Depending on your downstream applications and/or preferences, you can record strict enumeration (start positions) or coverage (extend position).
Finally, to compare ChIP-Seq alignments from multiple experiments, convert your reads to Reads Per Million Mapped, which will help to normalize read counts.
bam2wig.pl --start --shift --model --rpm --in <bamfile> bam2wig.pl --extend --model --rpm --in <bamfile>
-
Paired-end ChIP-Seq
If both ends of the ChIP eluate fragments are sequenced, then we do not need to calculate a shift value. Instead, we will simply count at the midpoint of each properly-mapped sequence pair, or record the defined fragment span.
bam2wig.pl --mid --pe --rpm --in <bamfile> bam2wig.pl --span --pe --rpm --in <bamfile>
-
Unstranded RNA-Seq
With RNA-Sequencing, we may be interested in either coverage (generating a transcriptome map) or simple tag counts (differential gene expression), so we can count in one of two ways.

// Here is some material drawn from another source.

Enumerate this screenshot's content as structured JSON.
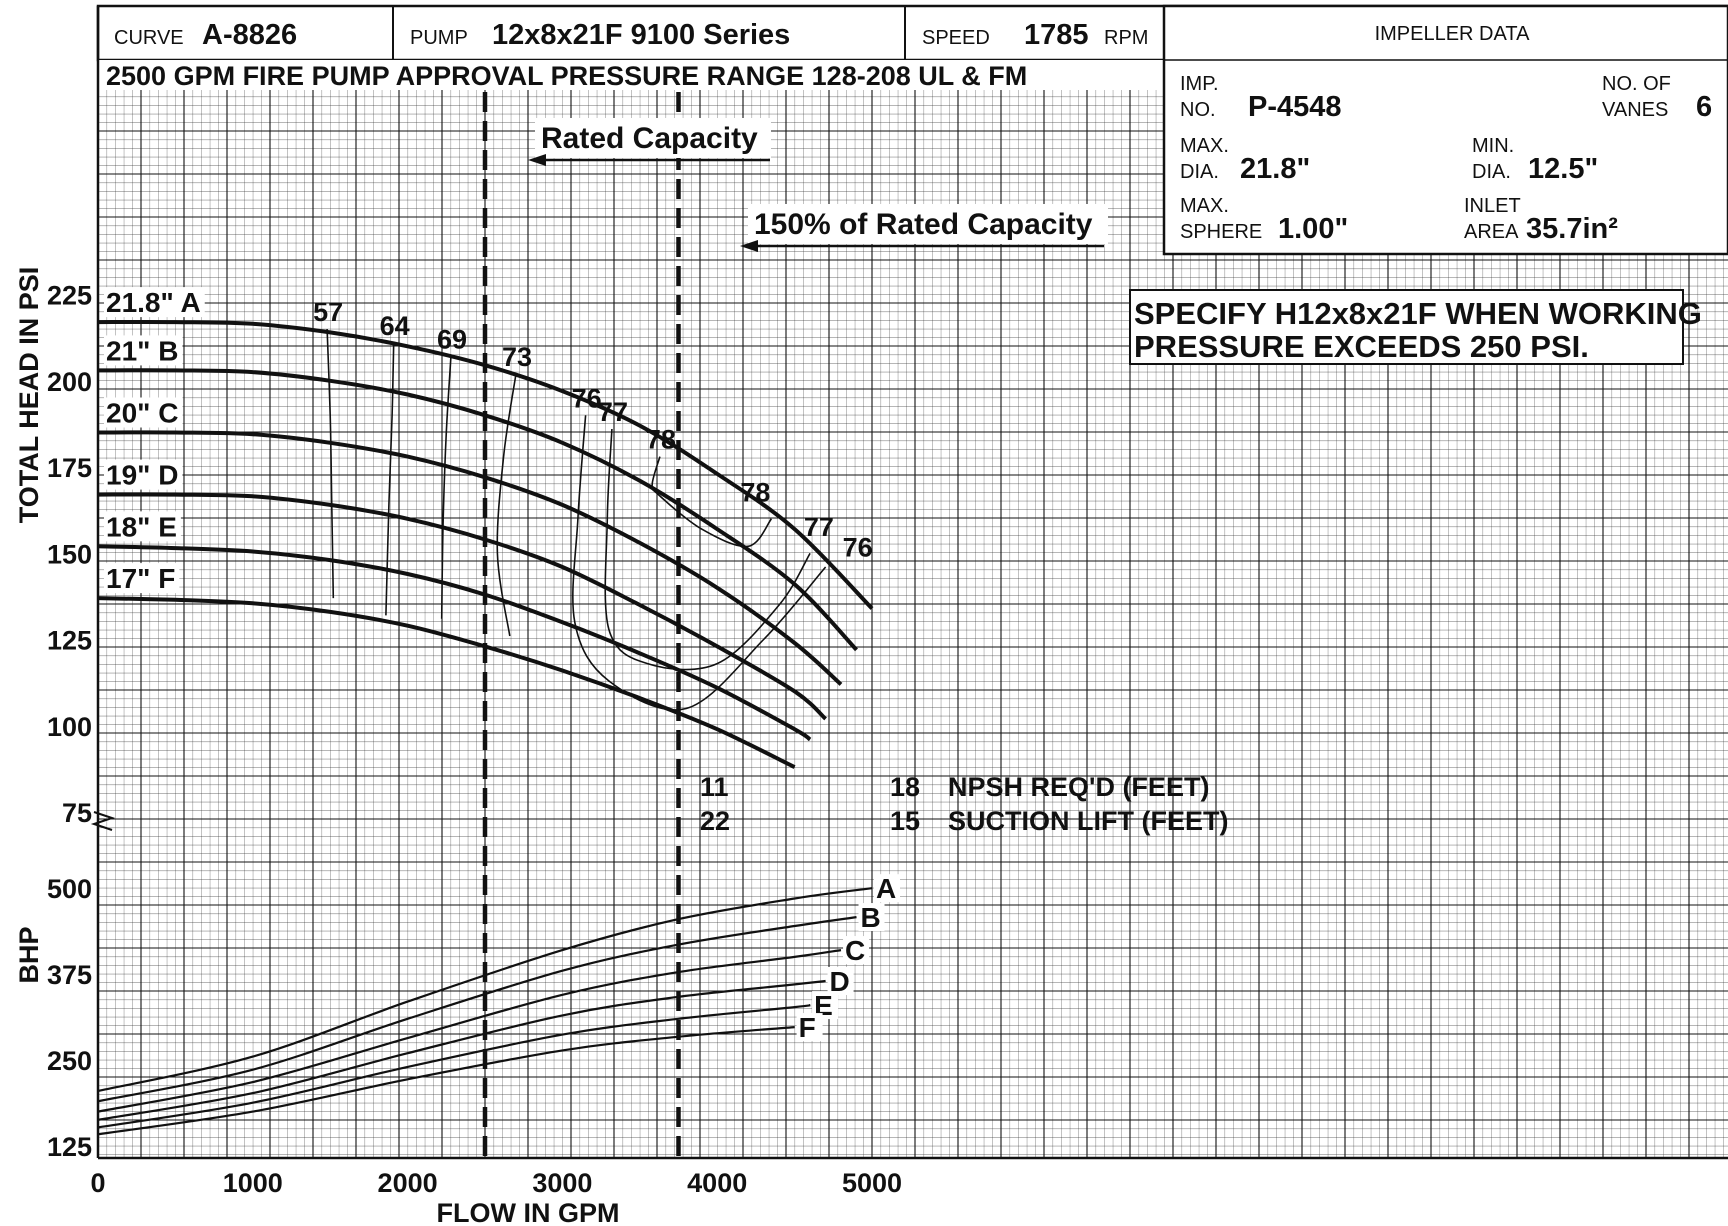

To compare RNA-Seq data from different experiments, convert the read counts to Reads Per Million Mapped, which will help to normalize read counts.

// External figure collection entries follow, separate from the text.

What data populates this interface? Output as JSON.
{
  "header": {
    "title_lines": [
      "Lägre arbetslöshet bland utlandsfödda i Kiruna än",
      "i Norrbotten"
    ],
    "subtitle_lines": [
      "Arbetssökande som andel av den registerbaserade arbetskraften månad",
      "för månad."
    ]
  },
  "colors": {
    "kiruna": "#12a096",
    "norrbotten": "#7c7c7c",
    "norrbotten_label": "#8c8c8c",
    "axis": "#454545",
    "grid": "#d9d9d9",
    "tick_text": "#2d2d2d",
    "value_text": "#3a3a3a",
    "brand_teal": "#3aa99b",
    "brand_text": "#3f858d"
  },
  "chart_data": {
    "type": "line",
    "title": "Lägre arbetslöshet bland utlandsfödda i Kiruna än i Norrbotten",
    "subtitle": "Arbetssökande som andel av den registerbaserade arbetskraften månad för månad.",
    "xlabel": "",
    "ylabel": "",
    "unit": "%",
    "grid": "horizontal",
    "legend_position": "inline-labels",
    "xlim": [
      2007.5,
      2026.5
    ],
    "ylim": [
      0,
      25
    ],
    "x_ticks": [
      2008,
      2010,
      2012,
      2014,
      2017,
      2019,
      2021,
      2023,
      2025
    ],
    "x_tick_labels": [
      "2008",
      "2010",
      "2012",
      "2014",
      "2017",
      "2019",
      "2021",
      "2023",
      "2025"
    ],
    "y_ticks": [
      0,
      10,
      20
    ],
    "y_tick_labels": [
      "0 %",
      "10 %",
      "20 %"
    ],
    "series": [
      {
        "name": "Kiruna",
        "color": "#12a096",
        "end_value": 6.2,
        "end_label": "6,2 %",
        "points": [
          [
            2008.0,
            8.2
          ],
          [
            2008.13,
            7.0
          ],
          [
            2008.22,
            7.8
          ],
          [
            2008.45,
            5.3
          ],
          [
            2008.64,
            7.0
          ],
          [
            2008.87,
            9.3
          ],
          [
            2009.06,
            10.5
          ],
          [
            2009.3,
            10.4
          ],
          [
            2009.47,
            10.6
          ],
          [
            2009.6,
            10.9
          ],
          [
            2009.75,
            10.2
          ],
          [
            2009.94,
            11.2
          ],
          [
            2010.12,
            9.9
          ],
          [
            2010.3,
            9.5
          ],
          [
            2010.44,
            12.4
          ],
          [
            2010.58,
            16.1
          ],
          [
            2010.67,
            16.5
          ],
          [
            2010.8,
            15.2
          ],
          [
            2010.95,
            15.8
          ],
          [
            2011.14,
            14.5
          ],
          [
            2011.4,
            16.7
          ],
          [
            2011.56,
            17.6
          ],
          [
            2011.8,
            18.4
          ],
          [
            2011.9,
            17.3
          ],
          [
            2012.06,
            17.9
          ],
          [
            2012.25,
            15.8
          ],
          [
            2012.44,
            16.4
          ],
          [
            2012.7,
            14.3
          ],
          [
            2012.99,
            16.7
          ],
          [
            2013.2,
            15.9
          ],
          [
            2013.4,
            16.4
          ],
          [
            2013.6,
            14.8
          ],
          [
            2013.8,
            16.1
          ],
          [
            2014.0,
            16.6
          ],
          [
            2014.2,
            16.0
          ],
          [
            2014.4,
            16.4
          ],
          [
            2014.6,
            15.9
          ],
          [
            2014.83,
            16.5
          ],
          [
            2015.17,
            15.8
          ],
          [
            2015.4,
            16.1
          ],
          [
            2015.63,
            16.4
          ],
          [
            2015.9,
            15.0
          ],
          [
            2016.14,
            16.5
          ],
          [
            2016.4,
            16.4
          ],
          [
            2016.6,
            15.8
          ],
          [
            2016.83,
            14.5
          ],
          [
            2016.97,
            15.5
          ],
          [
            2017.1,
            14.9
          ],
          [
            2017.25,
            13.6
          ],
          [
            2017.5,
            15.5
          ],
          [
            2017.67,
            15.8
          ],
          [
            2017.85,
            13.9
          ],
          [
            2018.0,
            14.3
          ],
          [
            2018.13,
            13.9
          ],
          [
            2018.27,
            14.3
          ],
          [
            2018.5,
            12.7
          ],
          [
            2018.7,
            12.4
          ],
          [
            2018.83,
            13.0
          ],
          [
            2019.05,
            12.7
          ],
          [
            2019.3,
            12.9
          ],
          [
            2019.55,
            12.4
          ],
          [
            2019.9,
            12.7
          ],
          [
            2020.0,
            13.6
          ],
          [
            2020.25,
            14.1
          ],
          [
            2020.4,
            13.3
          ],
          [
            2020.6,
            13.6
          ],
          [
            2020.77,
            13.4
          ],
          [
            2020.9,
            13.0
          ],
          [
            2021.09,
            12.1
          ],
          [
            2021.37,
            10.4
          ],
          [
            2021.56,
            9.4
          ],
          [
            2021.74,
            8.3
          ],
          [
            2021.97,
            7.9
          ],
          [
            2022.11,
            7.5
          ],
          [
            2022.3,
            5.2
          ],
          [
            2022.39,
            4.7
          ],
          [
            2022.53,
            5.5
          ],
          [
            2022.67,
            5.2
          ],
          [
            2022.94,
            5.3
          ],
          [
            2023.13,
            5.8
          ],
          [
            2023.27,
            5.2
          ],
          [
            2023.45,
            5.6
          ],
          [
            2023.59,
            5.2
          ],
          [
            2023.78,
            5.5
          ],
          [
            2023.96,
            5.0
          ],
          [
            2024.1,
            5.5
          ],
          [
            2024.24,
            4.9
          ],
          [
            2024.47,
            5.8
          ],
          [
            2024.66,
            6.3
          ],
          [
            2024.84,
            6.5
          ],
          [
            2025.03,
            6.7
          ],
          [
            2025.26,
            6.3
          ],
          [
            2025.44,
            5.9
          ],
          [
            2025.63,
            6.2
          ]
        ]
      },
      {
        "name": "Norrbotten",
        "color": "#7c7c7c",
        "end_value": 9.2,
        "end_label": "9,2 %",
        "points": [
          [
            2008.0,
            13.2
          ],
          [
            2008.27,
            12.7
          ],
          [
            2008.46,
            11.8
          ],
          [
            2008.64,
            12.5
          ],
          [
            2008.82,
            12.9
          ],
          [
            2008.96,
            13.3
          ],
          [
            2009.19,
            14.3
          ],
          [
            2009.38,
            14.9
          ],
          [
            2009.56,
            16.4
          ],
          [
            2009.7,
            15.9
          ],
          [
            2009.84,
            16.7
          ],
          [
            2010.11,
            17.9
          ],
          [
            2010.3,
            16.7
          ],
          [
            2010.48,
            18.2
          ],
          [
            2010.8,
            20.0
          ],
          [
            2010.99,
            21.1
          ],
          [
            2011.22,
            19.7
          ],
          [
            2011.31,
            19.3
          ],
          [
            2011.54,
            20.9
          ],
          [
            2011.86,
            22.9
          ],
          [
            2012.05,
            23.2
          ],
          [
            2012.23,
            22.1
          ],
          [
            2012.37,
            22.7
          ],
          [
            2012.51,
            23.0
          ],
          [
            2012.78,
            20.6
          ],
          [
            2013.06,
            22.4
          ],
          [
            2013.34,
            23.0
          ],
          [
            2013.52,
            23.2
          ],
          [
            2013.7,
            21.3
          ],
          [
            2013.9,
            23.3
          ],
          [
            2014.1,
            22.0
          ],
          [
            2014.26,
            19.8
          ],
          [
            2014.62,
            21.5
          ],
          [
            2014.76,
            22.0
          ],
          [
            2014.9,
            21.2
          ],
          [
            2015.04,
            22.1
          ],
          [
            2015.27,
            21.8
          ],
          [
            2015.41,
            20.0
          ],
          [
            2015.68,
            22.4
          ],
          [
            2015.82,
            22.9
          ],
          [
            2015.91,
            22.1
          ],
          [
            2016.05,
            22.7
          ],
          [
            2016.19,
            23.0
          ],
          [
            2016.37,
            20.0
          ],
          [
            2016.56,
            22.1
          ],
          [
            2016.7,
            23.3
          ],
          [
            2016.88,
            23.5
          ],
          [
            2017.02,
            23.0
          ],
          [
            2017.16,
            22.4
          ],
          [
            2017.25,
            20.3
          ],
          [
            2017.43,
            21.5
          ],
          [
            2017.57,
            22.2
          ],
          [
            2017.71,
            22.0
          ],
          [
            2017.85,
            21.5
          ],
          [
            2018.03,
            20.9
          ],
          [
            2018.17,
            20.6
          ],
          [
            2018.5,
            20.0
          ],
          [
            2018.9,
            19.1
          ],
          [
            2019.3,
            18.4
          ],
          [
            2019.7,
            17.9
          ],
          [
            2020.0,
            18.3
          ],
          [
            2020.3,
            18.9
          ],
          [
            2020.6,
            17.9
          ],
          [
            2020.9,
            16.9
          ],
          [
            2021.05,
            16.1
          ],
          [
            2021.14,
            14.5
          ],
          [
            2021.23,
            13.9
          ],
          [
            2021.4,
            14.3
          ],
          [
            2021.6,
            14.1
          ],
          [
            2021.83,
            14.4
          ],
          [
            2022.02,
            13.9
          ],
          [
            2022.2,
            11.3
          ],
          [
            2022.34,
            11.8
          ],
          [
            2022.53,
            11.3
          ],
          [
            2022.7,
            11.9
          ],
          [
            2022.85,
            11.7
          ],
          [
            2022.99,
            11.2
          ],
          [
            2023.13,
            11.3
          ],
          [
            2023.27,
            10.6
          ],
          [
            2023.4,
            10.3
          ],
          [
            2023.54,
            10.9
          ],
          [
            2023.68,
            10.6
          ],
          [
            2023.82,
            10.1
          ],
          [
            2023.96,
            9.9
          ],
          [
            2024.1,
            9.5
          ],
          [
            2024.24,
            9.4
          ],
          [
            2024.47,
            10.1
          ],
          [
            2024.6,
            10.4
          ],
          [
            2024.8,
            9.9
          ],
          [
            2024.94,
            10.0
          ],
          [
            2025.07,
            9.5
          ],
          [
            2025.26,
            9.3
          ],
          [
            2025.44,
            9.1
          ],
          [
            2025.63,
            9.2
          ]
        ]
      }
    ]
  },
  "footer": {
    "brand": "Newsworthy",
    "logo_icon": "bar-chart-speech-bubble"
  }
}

bam2wig --span --splice --rpm --in <bamfile> bam2wig --mid --rpm --in <bamfile>
-
Stranded, single-end RNA-Seq
If the library was generated in such a way as to preserve strand, then we can separate the counts based on the strand of the alignment. Note that the reported strand may be accurate or flipped, depending upon whether first-strand or second-strand synthesized cDNA was sequenced, and whether your aligner took this into account. Check the Bam alignments in a genome browser to confirm the orientation relative to coding sequences. If alignments are opposite to the direction of transcription, you can include the –flip option to switch the output.

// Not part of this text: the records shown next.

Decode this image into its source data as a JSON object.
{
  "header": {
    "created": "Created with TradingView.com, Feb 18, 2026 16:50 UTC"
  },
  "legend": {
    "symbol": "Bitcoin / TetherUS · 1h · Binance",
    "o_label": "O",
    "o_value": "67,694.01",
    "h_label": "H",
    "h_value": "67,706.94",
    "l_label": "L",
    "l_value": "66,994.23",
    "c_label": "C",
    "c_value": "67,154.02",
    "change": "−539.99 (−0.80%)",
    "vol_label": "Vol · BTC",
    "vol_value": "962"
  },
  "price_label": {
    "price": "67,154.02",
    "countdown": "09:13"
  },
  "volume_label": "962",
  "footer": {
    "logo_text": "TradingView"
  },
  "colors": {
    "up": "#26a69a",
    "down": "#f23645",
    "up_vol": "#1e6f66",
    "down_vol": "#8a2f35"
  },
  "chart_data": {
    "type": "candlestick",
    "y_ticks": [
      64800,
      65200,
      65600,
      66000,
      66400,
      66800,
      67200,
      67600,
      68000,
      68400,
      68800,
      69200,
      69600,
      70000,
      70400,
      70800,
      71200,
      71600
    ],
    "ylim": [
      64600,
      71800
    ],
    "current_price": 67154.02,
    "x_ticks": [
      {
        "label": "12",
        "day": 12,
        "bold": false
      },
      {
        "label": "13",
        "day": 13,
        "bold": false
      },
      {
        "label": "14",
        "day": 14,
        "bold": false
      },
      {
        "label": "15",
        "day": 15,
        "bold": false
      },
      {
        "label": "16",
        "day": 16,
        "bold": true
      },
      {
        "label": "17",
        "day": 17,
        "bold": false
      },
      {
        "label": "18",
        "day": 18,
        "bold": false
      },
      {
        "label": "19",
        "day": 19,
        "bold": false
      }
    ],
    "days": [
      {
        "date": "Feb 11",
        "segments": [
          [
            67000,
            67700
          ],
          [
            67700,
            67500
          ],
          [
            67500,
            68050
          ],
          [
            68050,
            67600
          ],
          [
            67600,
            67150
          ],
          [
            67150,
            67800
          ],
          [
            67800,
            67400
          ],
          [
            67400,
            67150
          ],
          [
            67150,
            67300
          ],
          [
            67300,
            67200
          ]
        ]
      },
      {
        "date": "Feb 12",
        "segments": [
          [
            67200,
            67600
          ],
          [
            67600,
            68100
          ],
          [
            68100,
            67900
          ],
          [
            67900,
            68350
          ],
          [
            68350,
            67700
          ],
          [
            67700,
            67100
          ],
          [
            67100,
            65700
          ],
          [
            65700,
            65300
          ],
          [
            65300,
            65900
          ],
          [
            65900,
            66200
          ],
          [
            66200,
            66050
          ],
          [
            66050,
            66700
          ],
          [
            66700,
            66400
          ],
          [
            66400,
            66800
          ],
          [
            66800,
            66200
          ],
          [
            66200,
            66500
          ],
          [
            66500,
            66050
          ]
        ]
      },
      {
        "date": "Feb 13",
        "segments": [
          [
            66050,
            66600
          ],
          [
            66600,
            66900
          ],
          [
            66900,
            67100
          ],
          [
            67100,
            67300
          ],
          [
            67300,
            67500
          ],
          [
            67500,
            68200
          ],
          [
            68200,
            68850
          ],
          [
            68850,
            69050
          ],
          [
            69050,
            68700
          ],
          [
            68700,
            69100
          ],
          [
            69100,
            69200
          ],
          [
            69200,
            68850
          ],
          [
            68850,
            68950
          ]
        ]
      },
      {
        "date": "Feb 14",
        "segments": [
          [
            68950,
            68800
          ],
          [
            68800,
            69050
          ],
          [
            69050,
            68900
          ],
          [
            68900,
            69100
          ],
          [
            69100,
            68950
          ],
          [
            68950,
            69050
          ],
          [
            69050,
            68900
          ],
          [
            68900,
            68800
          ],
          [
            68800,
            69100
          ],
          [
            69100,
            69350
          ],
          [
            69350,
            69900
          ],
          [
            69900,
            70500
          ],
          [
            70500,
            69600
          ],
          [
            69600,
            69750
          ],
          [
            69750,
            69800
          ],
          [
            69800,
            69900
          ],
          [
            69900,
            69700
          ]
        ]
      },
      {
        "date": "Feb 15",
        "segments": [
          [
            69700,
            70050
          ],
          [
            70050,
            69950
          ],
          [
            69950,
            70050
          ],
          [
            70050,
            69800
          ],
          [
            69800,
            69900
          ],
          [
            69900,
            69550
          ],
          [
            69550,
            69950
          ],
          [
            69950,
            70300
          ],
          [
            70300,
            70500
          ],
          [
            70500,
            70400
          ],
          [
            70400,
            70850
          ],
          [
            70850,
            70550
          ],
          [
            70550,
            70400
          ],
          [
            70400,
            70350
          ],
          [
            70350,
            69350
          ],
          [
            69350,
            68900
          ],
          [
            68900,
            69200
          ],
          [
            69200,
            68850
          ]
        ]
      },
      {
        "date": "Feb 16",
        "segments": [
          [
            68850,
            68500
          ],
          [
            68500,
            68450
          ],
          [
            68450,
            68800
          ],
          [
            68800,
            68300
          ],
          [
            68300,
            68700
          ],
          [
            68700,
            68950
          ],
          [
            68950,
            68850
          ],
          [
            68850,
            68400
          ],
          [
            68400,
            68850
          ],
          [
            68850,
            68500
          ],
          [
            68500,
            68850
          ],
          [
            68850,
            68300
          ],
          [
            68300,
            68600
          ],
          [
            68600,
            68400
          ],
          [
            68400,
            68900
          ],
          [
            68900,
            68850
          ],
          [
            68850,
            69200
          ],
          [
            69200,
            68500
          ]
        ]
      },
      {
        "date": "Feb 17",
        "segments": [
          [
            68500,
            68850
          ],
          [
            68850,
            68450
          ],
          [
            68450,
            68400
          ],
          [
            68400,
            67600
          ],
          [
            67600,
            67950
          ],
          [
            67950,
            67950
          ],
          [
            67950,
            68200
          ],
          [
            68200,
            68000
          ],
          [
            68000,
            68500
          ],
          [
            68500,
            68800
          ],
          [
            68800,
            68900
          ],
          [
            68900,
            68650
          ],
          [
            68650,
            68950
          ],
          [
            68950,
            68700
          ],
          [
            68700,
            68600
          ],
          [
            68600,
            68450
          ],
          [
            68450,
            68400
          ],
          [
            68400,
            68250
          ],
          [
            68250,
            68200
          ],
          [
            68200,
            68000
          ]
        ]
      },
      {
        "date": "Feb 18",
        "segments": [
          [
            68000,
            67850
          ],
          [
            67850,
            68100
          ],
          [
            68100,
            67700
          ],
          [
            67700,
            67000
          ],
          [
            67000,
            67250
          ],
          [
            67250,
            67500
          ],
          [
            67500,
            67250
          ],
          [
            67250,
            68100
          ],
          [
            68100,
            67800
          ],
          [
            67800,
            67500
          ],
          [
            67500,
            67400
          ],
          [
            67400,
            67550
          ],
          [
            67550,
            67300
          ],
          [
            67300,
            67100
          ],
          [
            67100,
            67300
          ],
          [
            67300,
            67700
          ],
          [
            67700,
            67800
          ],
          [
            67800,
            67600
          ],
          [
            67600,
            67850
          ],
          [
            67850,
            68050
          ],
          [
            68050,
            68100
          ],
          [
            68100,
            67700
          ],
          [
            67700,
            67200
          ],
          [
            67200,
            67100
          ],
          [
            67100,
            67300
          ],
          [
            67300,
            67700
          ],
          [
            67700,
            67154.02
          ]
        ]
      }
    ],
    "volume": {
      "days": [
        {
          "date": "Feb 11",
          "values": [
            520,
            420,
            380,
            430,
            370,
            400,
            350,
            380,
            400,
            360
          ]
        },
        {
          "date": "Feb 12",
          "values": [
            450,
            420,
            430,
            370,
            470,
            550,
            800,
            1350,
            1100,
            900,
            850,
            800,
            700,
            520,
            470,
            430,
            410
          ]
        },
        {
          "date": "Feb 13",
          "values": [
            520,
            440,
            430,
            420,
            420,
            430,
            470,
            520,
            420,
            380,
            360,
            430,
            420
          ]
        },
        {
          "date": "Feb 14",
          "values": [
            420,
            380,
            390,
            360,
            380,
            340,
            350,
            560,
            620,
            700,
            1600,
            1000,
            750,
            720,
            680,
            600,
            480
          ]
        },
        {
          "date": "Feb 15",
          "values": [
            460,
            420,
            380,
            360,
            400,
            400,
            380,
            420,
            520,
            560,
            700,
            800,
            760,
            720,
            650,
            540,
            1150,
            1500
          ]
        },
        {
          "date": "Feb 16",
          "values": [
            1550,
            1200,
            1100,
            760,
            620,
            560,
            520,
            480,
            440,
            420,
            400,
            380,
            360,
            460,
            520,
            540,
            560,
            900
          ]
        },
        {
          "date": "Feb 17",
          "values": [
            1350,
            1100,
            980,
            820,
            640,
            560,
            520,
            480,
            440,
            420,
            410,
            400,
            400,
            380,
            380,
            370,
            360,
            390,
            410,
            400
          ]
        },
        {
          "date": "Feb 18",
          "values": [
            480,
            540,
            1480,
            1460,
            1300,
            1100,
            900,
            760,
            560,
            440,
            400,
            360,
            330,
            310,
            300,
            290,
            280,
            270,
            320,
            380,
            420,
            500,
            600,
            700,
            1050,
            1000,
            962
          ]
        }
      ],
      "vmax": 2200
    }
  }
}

bam2wig --span ---splice --strand --rpm --in <bamfile> bam2wig --pos mid --strand --rpm --in <bamfile>
-
Paired-end RNA-Seq
Use the smart paired-end coverage mode to properly record paired-end alignments with splice junctions.
bam2wig --smartcov --strand --rpm --in <bamfile>
TEXT REPRESENTATION OF RECORDING ALIGNMENTS
To help users visualize how this program records alignments in a wig file, drawn below are 10 alignments, five forward and five reverse. They may be interpreted as either single-end or paired-end. Drawn below are the numbers that would be recorded in a wig file for various parameter settings. Note that alignments are not drawn to scale and are drawn for visualization purposes only. Values of X represent 10.
-
Alignments
....>>>>>>.....................................<<<<<<............. .....>>>>>>..................................<<<<<<............... ........>>>>>>.......................................<<<<<<....... ........>>>>>>.........................................<<<<<<..... ..........>>>>>>............................................<<<<<<
-
Starts
....11..2.1.......................................1.1.....1.1....1
-
Midpoints
......11..2.1..................................1.1.....1.1....1...
-
Stranded Starts
F...11..2.1....................................................... R.................................................1.1.....1.1....1
-
Span (Coverage)
....122244433311.............................112222111122221211111
-
Mid Span (extend value 2)
......121.2211.................................1111....1111...11..
-
Stranded Span
F...122244433311.................................................. R............................................112222111122221211111
-
Shifted Starts (shift value 26)
........................1.1...11121.1..1..........................
-
Shifted Span (shift value 26)
...................11222211112344365544411........................
-
Extend (extend value 52)
12223445789999XXXXXXXXXXXXXXXXXXXXXXXXXXXXXXXXXXXXX999887665321111
-
Paired-End Midpoints
............................1...111..1............................
-
Paired-End Mid span (extend value 6)
..........................111123333432111.........................
-
Paired-End Span
....12224455555555555555555555555555555555555555555443333332211111
AUTHOR
Timothy J. Parnell, PhD
Huntsman Cancer Institute
University of Utah
Salt Lake City, UT, 84112
This package is free software; you can redistribute it and/or modify it under the terms of the Artistic License 2.0.